Jean Bruller, le réformisme, la révolution

Préambule

Vision des gauches

Une utopie réalisée: le Rassemblement populaire

Le changement mondial espéré dès maintenant

Le changement social, c'est maintenant, mais...

Briand/Bruller: le double politique et intellectuel

 

 

 

 

 

 

Préambule

"Le changement, c'est maintenant", "changer la vie", "changer de cap"... Autant de slogans qui, par une parole aux allures performatives, promettent la réalisation en actes politiques de changements économiques, sociaux, moraux et humains pour le plus grand nombre. Les gauches débattirent des modalités de cette transformation progressiste: exercice du pouvoir confié aux socialistes dans un Etat bourgeois, ou bien mise à bas du système? La mise en œuvre de ce programme divisa la gauche politique tout autant que les intellectuels.  

En 1935, dans son discours au Congrès des écrivains, le chef de file des Surréalistes André Breton déclara: "Transformer le monde, a dit Marx. Changer la vie, a dit Rimbaud: ces deux mots d'ordre pour nous n'en font qu'un". Dans cet entre-deux-guerres, que pensa Jean Bruller, admirateur d'Aristide Briand, d'une part du Cartel des gauches et des gouvernements radicaux (1924-1926 et 1932-1934), d'autre part du Front populaire (1936-1938), rassemblement populaire et union des gauches (dont le PCF)?

L'état actuel des archives retrouvées ne permet pas (encore?) d'accéder aux théories conceptuelles de Jean Bruller. Aucun document ne livre l'expression directe de sa pensée sur les gauches dans les années 20 et 30. Aussi est-ce par ses actes artistiques que nous avons la possibilité de circonscrire ses choix de l'époque, donc ses options politiques. Son grand œuvre graphique, La Danse des vivants, porte l'empreinte dès 1932 de son souci des événements historiques, en particulier de la montée des fascismes. Et lui qui souhaitait faire œuvre intemporelle sera happé par l'actualité, comme le prouvent de plus en plus ses dessins entre 1935 et 1938, ainsi que son album Visions intimes et rassurantes de la guerre (1936). La geste artistique accompagna ses convictions politiques, surtout à partir de 1935.

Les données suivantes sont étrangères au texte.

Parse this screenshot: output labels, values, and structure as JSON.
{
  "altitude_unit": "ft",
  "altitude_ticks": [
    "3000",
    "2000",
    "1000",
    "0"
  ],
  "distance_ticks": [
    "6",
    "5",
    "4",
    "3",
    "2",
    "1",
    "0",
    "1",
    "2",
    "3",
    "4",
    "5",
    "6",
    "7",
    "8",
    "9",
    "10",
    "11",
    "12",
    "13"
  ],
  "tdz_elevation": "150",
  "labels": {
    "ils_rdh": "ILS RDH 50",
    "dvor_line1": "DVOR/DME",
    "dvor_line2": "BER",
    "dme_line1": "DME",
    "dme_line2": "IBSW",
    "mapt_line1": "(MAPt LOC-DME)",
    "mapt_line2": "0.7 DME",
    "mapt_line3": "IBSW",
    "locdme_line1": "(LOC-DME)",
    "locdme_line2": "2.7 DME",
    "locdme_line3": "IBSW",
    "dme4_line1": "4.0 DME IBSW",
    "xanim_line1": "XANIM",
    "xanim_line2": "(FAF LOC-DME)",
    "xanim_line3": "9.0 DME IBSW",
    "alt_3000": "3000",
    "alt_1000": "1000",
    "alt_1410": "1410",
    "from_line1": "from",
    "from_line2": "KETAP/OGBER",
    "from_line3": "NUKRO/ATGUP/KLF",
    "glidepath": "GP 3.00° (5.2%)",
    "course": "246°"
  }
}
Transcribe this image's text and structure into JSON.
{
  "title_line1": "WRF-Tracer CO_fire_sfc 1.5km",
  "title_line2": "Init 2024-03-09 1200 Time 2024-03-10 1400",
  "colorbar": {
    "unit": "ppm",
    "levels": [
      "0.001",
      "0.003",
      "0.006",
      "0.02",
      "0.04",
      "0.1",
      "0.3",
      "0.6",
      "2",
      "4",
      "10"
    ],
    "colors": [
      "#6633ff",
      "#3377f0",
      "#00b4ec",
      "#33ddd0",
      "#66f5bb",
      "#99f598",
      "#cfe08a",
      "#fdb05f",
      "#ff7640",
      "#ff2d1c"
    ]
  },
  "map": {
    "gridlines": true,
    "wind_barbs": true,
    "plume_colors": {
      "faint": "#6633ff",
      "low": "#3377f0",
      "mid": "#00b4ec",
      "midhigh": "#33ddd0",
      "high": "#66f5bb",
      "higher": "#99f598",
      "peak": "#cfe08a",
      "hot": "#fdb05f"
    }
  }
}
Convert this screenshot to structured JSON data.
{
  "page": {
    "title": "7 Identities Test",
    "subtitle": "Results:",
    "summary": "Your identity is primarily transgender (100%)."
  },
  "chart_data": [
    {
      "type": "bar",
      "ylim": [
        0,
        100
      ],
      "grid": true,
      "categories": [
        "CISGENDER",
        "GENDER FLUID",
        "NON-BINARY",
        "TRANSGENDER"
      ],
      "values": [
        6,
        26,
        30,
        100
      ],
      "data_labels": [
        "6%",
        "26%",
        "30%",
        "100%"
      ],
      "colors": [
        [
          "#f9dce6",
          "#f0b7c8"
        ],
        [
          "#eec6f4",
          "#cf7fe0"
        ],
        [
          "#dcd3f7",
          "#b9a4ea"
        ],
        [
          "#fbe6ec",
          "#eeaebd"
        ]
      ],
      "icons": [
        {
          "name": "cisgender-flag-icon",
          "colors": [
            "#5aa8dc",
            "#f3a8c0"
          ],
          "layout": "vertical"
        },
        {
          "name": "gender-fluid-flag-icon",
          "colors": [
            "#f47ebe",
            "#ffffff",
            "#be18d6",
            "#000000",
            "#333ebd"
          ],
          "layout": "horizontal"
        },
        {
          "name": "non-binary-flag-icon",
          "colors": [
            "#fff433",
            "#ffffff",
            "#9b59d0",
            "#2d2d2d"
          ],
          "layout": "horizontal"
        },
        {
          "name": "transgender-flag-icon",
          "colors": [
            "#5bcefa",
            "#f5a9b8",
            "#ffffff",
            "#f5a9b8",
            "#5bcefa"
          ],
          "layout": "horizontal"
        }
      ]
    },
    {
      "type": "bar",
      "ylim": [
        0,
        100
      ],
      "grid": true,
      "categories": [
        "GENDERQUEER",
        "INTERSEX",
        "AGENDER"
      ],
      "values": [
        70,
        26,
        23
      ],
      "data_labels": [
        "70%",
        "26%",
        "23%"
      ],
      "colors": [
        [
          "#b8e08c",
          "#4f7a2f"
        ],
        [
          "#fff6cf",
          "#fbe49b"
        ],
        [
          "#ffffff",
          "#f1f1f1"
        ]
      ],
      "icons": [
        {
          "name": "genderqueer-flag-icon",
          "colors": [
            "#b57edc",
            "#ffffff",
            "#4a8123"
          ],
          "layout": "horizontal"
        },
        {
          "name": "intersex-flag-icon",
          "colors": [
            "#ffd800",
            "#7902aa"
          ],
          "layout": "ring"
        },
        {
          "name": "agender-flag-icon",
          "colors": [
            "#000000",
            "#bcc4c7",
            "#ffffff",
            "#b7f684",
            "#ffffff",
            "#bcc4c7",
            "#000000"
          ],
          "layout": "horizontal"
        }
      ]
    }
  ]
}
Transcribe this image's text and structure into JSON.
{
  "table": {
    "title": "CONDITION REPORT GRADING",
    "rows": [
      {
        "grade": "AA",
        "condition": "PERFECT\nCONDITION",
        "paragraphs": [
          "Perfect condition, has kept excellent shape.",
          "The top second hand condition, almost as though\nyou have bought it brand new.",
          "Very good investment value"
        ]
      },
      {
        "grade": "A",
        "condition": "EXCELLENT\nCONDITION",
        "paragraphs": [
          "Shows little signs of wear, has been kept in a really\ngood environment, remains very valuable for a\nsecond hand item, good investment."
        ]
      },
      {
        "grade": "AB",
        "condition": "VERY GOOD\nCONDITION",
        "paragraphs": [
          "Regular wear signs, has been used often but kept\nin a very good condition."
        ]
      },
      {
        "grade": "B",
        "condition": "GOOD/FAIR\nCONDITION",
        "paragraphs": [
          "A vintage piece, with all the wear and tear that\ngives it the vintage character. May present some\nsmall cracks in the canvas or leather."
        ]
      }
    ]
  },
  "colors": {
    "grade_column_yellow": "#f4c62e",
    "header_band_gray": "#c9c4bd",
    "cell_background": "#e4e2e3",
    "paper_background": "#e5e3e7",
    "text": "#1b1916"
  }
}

C'est donc surtout dans ses mémoires, en particulier dans Cent ans d'Histoire de France (1981-1984), que Vercors livra rétrospectivement sa traversée de l'entre-deux-guerres. Précieuses indications de ses rencontres entre intellectuels de gauche qui incitent à fouiller les archives propices aux informations précises et nouvelles; synthèse de sa vision des gauches, avec le désavantage de tout un retravail de la mémoire et d'un polissage autant lié aux temps qui a passé qu'à son expérience, entre-temps, de compagnon de route du PCF.

 

Vision des gauches

Jean Bruller s'ancra à gauche de l'échiquier politique dès qu'il fut jeune adulte. Il hérita de son père Louis Bruller, "un bon radical", dreyfusard, démocrate, républicain, laïque et libre penseur, selon les informations que Vercors donna au journaliste Gilles Plazy (A Dire vrai). Par imprégnation familiale tout autant que par précoce souci d'égalité et de justice, Jean Bruller pencha à gauche. Pour autant, nous affirme le mémorialiste, son scepticisme radical, perceptible dans la philosophie pascalienne de La Danse des vivants, sa méfiance des partis politiques, même de gauche, l'empêchèrent jusqu'en 1936 de se rendre aux urnes:

 

"Il y aura en mai [1932] des élections législatives. Elles se feront sans moi - et c'est sans moi qu'elles ramèneront la gauche au pouvoir. Mais la gauche radicale".

 

A lire Les Occasions perdues (deuxième tome de ses mémoires Cent ans d'Histoire de France), ainsi que ses essais Sens et non sens de l'Histoire (1971, réédition 1978), Ce que je crois (1975), on saisit au détour d'une phrase que Jean Bruller-Vercors réprouvait les tendances anarchistes et qu'il s'élevait contre les radicaux et les néo-socialistes. Il s'en ouvrit à plusieurs reprises dans ses mémoires, notamment en fustigeant "la mollesse des radicaux" ou cette "gauche autodestructrice".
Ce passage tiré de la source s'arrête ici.